Voeradditieven
Bij melkveehouders staan er meestal drie thema’s centraal op het bedrijf:
- De transitiefase
- De productie in combinatie met gehalten
- De voerkosten
Transitiefase
De overgang van droogstand naar lactatie is voor koeien de meest risicovolle periode ten aanzien van gezondheid gerelateerde problemen. Een goede voorbereiding op de nieuwe lactatie door de juiste voeding helpt de problemen te minimaliseren.
Een mogelijkheid om koeien beter in conditie te houden na het afkalven is door de energiedichtheid van het rantsoen te verhogen met BergaFat pensbestendig vetpoeder. Daarnaast is het aan te bevelen om de lever in deze kritische fase extra te ondersteunen. ReaShure pensbestendige choline heeft bewezen leververvetting tegen te gaan en koeien te ondersteunen bij een vlotter opstart van de lactatie. Op langere termijn draagt dit bij aan een betere vruchtbaarheid -o.a. kortere tussenkalftijd (TKT) – en een hogere productie bij uw koeien.
Productie en gehalten
Voor melkveehouders is de uitdaging om het maximale rendement te halen uit de gewonnen ruwvoeders. Er ligt namelijk voor een vermogen op de kuilplaten en het zou zonde zijn dat dit verloren gaat. Alles begint met een goede conservering en opslag. Hiermee kunnen verliezen al veel beperkt worden. Hierna wordt in overleg met de voeradviseur een volledig rantsoen samengesteld.

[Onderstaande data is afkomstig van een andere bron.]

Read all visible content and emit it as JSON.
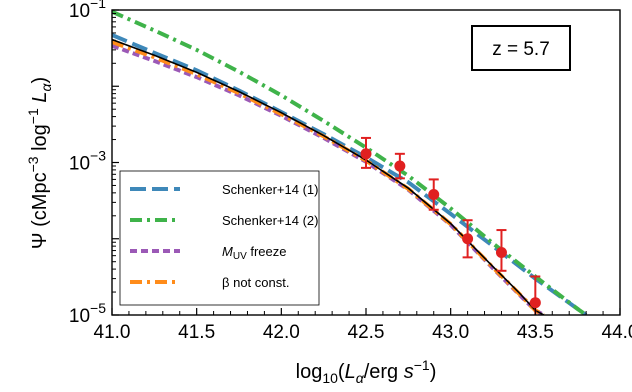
{
  "chart_data": {
    "type": "line",
    "title": "",
    "xlabel": "log10(Lα/erg s^-1)",
    "ylabel": "Ψ (cMpc^-3 log^-1 Lα)",
    "xlim": [
      41.0,
      44.0
    ],
    "ylim": [
      1e-05,
      0.1
    ],
    "yscale": "log",
    "grid": false,
    "legend_position": "lower-left",
    "x_ticks": [
      "41.0",
      "41.5",
      "42.0",
      "42.5",
      "43.0",
      "43.5",
      "44.0"
    ],
    "y_ticks": [
      {
        "value": 0.1,
        "base": "10",
        "exp": "−1"
      },
      {
        "value": 0.001,
        "base": "10",
        "exp": "−3"
      },
      {
        "value": 1e-05,
        "base": "10",
        "exp": "−5"
      }
    ],
    "annotation": "z = 5.7",
    "series": [
      {
        "name": "Schenker+14 (1)",
        "color": "#3e88b9",
        "dash": "long-dash",
        "x": [
          41.0,
          41.25,
          41.5,
          41.75,
          42.0,
          42.25,
          42.5,
          42.75,
          43.0,
          43.25,
          43.5,
          43.75,
          43.8
        ],
        "y": [
          0.047,
          0.0275,
          0.0162,
          0.0088,
          0.0046,
          0.00235,
          0.00117,
          0.00055,
          0.000212,
          8e-05,
          3e-05,
          1.2e-05,
          1e-05
        ]
      },
      {
        "name": "Schenker+14 (2)",
        "color": "#3fb34a",
        "dash": "dash-dot",
        "x": [
          41.0,
          41.25,
          41.5,
          41.75,
          42.0,
          42.25,
          42.5,
          42.75,
          43.0,
          43.25,
          43.5,
          43.75,
          43.8
        ],
        "y": [
          0.095,
          0.054,
          0.03,
          0.0155,
          0.0076,
          0.0035,
          0.00157,
          0.00067,
          0.00025,
          8.7e-05,
          3.2e-05,
          1.2e-05,
          1e-05
        ]
      },
      {
        "name": "M_UV freeze",
        "color": "#9b59b6",
        "dash": "short-dash",
        "x": [
          41.0,
          41.25,
          41.5,
          41.75,
          42.0,
          42.25,
          42.5,
          42.75,
          43.0,
          43.25,
          43.4,
          43.5,
          43.55
        ],
        "y": [
          0.034,
          0.0215,
          0.0132,
          0.0076,
          0.0041,
          0.0021,
          0.00102,
          0.00044,
          0.000152,
          4.1e-05,
          1.9e-05,
          1.15e-05,
          1e-05
        ]
      },
      {
        "name": "β not const.",
        "color": "#ff8c1a",
        "dash": "dash-dot",
        "x": [
          41.0,
          41.25,
          41.5,
          41.75,
          42.0,
          42.25,
          42.5,
          42.75,
          43.0,
          43.25,
          43.4,
          43.5,
          43.55
        ],
        "y": [
          0.038,
          0.024,
          0.0144,
          0.0081,
          0.0043,
          0.0022,
          0.00106,
          0.00045,
          0.000155,
          4.2e-05,
          1.95e-05,
          1.15e-05,
          1e-05
        ]
      },
      {
        "name": "",
        "color": "#000000",
        "dash": "solid",
        "x": [
          41.0,
          41.25,
          41.5,
          41.75,
          42.0,
          42.25,
          42.5,
          42.75,
          43.0,
          43.25,
          43.4,
          43.5,
          43.55
        ],
        "y": [
          0.041,
          0.0255,
          0.0152,
          0.0085,
          0.0045,
          0.00225,
          0.00108,
          0.00046,
          0.000158,
          4.3e-05,
          2e-05,
          1.15e-05,
          1e-05
        ]
      }
    ],
    "data_points": {
      "color": "#e02020",
      "points": [
        {
          "x": 42.5,
          "y": 0.0013,
          "y_low": 0.00085,
          "y_high": 0.0021
        },
        {
          "x": 42.7,
          "y": 0.0009,
          "y_low": 0.00062,
          "y_high": 0.0013
        },
        {
          "x": 42.9,
          "y": 0.00038,
          "y_low": 0.00024,
          "y_high": 0.0006
        },
        {
          "x": 43.1,
          "y": 0.0001,
          "y_low": 5.7e-05,
          "y_high": 0.000175
        },
        {
          "x": 43.3,
          "y": 6.6e-05,
          "y_low": 3.8e-05,
          "y_high": 0.00013
        },
        {
          "x": 43.5,
          "y": 1.45e-05,
          "y_low": 1e-05,
          "y_high": 3.2e-05
        }
      ]
    },
    "legend": [
      {
        "label": "Schenker+14 (1)",
        "color": "#3e88b9",
        "dash": "long-dash"
      },
      {
        "label": "Schenker+14 (2)",
        "color": "#3fb34a",
        "dash": "dash-dot"
      },
      {
        "label_main": "M",
        "label_sub": "UV",
        "label_rest": " freeze",
        "color": "#9b59b6",
        "dash": "short-dash"
      },
      {
        "label": "β not const.",
        "color": "#ff8c1a",
        "dash": "dash-dot"
      }
    ]
  }
}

De vertering en benutting van het rantsoen zijn erg belangrijk om een goede productie – en dus ook rendement – te halen. Het is verstandig om door gebruik van Diamond V XPLS deze zaken te optimaliseren en zodoende een hogere voerefficiëntie te behalen.
Klik hier om naar de rekenmodule te gaan
Korte uitleg bij de berekening
- Het begint allemaal met het verlagen van de krachtvoergift;
- Het resultaat is dat de veehouder jaarlijks een x bedrag minder hoeft uit te geven aan de aankoop van mengvoer;
- Bijkomend voordeel is dat er tevens minder fosfaat aangevoerd wordt op het bedrijf;
- Bij de intensievere bedrijven zorgt dit er voor dat er meer drijfmest op eigen grond ingezet kan worden en dus minder mestafvoer;
- De veehouder realiseert een besparing op de mestafvoer;
- Op het moment dat er drijfmest afgevoerd wordt van een bedrijf zal er eveneens stikstof (N) afgevoerd worden. Vaak is dit conflicterend met de mogelijkheid om de maximale N-gift op grasland te realiseren. Een veehouder zal daarom mogelijk de keuze maken om extra stikstof te bemesten in de vorm van kunstmest (KAS);
- Doordat meer N op het bedrijf blijft hoeft de veehouder ook minder kunstmest aan te kopen. Eveneens weer een besparing;
- Alles bij elkaar wordt er een bepaald bedrag “x” bespaart;
- Er wordt wel een investering gevraagd voor het gebruik van Diamond V XPLS. Deze investering wordt van de besparing afgehaald;
- Onder de streep blijft er een “x” winstbedrag over welke de veehouder jaarlijks overhoudt.
Voerkosten
Een melkveehouder heeft vrijwel geen invloed op de inkomsten op zijn bedrijf. Van de belangrijkste inkomstenbron – de melk – wordt de prijs door de fabriek vastgesteld. Om deze reden ligt de focus dan ook op de kostenkant. De voerkosten zijn hierbij een aspect waarbij zeker vaak nog besparingen zijn te realiseren.
De eiwitcomponenten zoals soja- en raapschroot behoren tot de duurdere componenten in het rantsoen. Verspilling van eiwit in de pens tegengaan door gebruik van Topmelk Protispar kan meehelpen om een lagere soja- en/of raapschrootgift te krijgen. Bij rantsoenen waarin het eiwitaanbod krap is kan een melkveehouder kiezen voor het toevoegen van NitroShure – langzaam vrijkomend ureum. Beide producten kunnen bijdragen aan een verlaging van de fosfaataanvoer. Dit is weer gunstig voor de BEX.